Klimatische Veränderungen und allergische Erkrankungen

Neben der Bereitstellung einer physischen Barriere ist die Haut ein immunologisches Organ mit angeborener und adaptiver Immunfunktion. Das Exposom umfasst die lebenslangen nicht-genetischen inneren und äußeren Umweltexpositionen einer Person und bietet, wenn im Kontext genetischer Einflüsse betrachtet, ein neues Paradigma zur Interpretation der Krankheitsursachen. Die Hypothese der epidermalen Barriere besagt, dass die Exposition gegenüber dem städtischen Exposom, einschließlich Luftverschmutzung, Schäden an der Epidermis der Haut und den Schleimhäuten verursacht und die Inzidenz von allergischen und entzündlichen Erkrankungen erhöht. Chemische Luftschadstoffe wie O3, Partikel (PM2,5 und PM10), flüchtige organische Verbindungen und Treibhausgase wie NO2 erhöhen das Risiko für allergische Krankheiten durch direkte Penetration der Haut, oxidative Schäden, Immunstörungen und Barriereschwächen. Diese Effekte umfassen ROS-Bildung, Lipidperoxidation, Entzündungsreaktionen, mitochondriale Dysfunktion, DNA-Schäden und Downregulation von Proteinen wie Filaggrin und Loricrin [10].

Klimawandel und der Einfluss auf die atopische Dermatitis (AD)

Entzündliche Dermatosen reagieren empfindlich auf sich ändernde Umweltbedingungen.

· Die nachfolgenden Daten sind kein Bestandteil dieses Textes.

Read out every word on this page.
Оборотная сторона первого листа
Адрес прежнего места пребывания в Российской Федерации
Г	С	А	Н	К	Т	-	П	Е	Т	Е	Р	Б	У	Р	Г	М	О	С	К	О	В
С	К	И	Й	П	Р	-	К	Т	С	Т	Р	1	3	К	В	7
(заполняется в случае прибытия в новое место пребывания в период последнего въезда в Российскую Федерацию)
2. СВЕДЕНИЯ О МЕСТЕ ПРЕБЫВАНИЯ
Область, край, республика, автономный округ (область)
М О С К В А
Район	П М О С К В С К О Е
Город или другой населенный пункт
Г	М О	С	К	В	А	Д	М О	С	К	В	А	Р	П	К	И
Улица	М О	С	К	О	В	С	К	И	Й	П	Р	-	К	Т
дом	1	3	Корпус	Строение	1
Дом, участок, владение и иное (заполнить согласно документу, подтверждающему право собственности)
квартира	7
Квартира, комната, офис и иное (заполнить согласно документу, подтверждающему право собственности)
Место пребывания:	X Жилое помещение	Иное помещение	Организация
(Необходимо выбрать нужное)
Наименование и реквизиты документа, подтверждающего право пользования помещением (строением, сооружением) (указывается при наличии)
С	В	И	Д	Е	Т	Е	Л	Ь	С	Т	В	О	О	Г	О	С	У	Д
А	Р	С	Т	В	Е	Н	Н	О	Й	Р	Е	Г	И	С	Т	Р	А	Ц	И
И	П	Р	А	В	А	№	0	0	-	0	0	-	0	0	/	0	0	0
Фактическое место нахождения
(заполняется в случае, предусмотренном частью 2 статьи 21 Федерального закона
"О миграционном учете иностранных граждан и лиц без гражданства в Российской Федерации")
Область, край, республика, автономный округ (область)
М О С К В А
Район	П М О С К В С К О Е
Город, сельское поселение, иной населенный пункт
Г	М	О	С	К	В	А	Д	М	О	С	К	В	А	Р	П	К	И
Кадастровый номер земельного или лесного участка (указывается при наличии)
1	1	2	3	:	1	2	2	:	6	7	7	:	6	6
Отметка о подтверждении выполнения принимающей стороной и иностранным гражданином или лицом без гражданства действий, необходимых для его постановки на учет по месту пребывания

Die weltweite Prävalenz der AD steigt, sowohl in entwickelten als auch in Entwicklungsregionen wie Afrika, Asien und Lateinamerika. Umweltfaktoren wie Temperatur, UV-Strahlung und Luftverschmutzung können AD-Symptome verschlimmern. Filaggrin-Mutationen, die bei ­einigen AD-Patienten auftreten, führen oft zu Verschlechterungen an kälteren und windigen Stellen, wobei die komplexe Beziehung zwischen Klimafaktoren und AD-Symptomen weiterer Forschung bedarf. Juckreiz, ein häufiges und subjektiv stark belastendes Symptom bei AD-Patienten, kann durch Temperaturschwankungen beeinflusst werden. Die Zunahme von Pollen und Luftschadstoffen aufgrund des Klimawandels kann AD-Schübe auslösen. Ein besseres Verständnis dieser Zusammenhänge ist entscheidend für die Behandlung von AD in einer sich verändernden Umwelt [17].

Der Klimawandel beeinflusst bereits heute dermatologisch-allergologische Erkrankungen und es ist davon auszugehen, dass sein Einfluss in Zukunft eher grösser werden wird und neue diagnostische und therapeutische Herausforderungen stellen wird.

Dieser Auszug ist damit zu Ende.